Je lis avec le même intérêt de quelle manière le Systema est défendu par ses pratiquants. Il ne s’agit pas de dire que ces questions sont sans intérêt, car elles en ont un, mais je les entends rarement lors des séminaires, des cours ou des entraînements, quelque soit le background martial des pratiquants ou la vitesse à laquelle ils travaillent.
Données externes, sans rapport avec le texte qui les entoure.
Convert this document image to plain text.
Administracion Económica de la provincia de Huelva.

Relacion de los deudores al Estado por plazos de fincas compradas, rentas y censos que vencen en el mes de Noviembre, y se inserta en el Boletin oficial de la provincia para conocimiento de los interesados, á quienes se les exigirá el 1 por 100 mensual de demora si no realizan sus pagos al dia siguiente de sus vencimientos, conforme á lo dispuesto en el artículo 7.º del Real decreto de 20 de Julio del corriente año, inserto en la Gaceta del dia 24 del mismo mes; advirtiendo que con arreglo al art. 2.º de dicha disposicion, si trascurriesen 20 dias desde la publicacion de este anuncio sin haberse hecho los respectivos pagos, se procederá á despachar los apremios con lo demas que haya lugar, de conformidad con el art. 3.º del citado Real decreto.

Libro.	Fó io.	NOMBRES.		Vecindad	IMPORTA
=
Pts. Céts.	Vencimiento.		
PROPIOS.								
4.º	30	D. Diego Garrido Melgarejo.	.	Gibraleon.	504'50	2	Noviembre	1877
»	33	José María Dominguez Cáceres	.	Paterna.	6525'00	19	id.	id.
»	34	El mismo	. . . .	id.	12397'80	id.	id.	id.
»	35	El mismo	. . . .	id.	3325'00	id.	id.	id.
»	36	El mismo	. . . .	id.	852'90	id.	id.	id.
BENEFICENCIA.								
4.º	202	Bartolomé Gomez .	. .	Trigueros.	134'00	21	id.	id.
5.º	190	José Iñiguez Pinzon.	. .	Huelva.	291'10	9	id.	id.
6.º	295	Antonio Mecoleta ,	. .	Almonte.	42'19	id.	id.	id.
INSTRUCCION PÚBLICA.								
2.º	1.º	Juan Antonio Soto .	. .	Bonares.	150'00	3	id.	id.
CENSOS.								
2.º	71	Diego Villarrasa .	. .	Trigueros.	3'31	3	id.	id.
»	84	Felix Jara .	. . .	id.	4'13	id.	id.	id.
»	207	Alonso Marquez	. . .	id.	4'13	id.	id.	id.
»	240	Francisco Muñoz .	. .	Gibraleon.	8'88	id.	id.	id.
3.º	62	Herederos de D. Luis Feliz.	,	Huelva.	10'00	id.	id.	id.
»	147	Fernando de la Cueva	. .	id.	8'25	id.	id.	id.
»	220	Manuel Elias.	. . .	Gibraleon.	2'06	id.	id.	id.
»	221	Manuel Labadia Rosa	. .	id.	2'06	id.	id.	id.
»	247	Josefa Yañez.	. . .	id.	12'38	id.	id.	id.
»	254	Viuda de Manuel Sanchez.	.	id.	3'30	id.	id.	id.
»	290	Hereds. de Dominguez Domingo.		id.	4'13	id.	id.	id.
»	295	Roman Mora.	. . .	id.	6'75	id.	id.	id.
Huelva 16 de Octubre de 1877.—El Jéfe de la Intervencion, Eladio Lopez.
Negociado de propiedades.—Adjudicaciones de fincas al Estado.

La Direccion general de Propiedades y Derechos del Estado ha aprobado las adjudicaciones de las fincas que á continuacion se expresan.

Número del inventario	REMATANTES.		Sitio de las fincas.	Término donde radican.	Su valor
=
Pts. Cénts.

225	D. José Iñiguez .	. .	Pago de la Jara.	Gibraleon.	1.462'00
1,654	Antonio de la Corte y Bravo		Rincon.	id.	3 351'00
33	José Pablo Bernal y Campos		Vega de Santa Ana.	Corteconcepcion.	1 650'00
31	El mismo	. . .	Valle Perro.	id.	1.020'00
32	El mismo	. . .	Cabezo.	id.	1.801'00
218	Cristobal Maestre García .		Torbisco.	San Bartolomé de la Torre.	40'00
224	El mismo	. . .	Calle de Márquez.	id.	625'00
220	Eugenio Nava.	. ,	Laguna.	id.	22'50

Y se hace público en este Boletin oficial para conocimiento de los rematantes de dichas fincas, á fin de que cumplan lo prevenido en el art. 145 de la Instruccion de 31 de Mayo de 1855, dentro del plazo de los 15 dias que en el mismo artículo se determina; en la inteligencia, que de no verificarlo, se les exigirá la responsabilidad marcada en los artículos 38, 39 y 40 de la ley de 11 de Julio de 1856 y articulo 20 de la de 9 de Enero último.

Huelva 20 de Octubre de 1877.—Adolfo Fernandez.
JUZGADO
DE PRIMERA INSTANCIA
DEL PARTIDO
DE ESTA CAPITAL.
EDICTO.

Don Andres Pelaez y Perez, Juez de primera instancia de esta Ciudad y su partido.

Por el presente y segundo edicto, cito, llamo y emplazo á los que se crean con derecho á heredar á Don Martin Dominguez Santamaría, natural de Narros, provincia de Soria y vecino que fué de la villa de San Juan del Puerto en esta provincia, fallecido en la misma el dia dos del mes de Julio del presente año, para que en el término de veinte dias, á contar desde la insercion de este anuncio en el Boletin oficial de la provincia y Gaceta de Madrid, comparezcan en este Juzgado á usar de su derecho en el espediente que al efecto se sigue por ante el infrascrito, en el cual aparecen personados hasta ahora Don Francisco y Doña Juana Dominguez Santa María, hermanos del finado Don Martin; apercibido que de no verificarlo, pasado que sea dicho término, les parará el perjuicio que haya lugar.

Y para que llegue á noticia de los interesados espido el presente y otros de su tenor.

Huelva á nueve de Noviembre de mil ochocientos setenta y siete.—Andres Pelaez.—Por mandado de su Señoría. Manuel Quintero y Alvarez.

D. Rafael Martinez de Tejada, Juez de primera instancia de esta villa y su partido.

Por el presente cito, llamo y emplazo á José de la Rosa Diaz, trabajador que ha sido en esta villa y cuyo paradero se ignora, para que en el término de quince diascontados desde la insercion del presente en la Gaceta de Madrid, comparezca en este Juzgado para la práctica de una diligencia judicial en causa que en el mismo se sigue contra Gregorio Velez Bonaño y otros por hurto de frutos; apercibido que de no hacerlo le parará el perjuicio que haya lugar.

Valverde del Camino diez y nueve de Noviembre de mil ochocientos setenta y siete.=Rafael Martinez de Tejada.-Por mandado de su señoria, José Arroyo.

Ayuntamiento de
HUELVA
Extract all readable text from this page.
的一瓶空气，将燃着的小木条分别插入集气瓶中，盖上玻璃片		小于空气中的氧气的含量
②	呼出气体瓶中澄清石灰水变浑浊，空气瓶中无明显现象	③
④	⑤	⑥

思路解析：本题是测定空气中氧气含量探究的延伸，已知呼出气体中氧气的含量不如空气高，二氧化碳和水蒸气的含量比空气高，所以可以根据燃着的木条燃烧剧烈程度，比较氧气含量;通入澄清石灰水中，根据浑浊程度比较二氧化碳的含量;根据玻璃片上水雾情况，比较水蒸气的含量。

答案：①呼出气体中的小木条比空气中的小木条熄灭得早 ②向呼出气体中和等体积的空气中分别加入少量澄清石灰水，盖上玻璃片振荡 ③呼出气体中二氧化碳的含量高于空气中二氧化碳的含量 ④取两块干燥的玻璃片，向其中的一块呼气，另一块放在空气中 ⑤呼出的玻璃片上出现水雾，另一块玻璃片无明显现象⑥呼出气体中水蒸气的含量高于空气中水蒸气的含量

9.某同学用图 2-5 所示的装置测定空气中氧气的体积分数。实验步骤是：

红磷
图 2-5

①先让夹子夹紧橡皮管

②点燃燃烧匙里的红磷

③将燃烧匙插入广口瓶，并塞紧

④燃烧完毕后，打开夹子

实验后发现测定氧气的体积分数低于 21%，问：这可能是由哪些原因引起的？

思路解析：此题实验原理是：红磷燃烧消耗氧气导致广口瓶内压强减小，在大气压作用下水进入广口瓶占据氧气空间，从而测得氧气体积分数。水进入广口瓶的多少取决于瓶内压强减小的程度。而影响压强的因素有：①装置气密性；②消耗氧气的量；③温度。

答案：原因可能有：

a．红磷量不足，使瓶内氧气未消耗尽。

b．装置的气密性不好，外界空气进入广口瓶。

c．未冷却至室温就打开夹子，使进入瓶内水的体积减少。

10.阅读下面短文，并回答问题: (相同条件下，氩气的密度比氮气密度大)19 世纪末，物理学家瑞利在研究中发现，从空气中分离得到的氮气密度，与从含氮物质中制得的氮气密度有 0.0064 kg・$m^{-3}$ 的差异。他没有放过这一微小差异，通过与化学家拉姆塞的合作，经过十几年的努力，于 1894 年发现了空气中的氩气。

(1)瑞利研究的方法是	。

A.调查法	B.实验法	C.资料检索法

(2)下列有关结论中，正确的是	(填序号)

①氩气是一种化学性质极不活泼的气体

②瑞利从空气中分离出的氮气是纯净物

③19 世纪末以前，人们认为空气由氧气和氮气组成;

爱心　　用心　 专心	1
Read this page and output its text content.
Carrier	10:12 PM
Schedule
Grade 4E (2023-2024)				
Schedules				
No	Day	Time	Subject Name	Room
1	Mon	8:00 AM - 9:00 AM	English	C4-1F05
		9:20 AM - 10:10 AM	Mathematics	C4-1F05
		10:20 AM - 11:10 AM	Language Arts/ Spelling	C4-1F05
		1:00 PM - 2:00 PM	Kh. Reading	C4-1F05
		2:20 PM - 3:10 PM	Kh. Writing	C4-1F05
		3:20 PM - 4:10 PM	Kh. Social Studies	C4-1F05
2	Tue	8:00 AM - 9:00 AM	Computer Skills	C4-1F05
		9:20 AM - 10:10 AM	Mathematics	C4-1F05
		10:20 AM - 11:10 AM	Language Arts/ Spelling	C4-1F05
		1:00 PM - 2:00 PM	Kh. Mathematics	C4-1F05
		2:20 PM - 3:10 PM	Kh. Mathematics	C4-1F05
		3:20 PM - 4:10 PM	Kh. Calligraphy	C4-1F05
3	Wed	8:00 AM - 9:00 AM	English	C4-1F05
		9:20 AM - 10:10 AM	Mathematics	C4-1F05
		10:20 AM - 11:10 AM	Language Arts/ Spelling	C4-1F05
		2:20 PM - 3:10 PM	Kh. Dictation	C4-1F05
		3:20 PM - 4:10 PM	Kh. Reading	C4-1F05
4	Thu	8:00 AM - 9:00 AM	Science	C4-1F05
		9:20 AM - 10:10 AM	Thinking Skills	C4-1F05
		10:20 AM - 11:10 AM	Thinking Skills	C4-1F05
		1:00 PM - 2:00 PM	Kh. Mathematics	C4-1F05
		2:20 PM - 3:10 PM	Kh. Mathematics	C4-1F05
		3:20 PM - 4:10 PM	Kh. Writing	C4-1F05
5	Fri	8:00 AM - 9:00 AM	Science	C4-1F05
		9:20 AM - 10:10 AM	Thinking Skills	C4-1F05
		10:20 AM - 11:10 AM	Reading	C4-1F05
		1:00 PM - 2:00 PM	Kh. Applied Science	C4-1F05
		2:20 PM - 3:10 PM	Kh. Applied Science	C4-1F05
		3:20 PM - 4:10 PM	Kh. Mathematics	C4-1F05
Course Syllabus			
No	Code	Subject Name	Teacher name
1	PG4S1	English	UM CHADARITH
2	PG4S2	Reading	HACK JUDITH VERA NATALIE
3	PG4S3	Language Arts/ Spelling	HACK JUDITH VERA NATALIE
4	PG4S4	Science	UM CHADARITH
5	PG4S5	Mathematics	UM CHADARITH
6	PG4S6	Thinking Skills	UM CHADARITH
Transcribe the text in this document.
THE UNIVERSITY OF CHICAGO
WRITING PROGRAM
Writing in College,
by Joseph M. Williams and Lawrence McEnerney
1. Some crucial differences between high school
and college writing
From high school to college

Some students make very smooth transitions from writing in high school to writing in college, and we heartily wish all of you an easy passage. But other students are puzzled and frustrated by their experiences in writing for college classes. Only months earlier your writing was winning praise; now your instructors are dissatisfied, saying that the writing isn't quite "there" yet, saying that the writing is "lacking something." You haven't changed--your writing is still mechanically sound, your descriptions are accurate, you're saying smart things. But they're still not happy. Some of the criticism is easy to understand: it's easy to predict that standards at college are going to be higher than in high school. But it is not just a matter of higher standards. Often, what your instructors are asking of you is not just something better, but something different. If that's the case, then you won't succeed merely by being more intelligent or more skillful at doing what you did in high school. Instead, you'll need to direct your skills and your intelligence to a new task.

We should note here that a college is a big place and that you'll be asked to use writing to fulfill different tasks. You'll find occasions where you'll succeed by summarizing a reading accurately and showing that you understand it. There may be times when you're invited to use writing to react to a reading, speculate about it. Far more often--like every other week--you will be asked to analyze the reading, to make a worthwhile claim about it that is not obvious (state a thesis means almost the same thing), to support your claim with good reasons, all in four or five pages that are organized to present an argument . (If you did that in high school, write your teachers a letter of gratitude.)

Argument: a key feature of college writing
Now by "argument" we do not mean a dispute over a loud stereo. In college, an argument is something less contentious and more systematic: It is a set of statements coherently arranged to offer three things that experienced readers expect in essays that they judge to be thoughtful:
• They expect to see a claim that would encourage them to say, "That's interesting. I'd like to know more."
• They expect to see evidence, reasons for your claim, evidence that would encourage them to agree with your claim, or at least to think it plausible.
Pour bien situer les choses il faut savoir que j’ai commencé la pratique des arts martiaux a un très jeune âge et j’ai pratiqué, en full contact, la plupart des techniques de boxe ou de lutte au sol, l’utilisation des armes, jusqu’aux techniques dites de « combat de rue ». Je me suis entrainé et j’ai combattu au cours des trente dernières années avec tout ceux qui ont croisés ma route, du simple débutant au combattant de full contact de niveau mondial. J’ai travaillé dix ans comme videur et je suis actuellement engagé pour partager ma connaissance du close combat avec différents professionnels des services de sécurité du monde entier ainsi que des combattants MMA, des pratiquants de Systema ou d’arts martiaux traditionnels et des civils.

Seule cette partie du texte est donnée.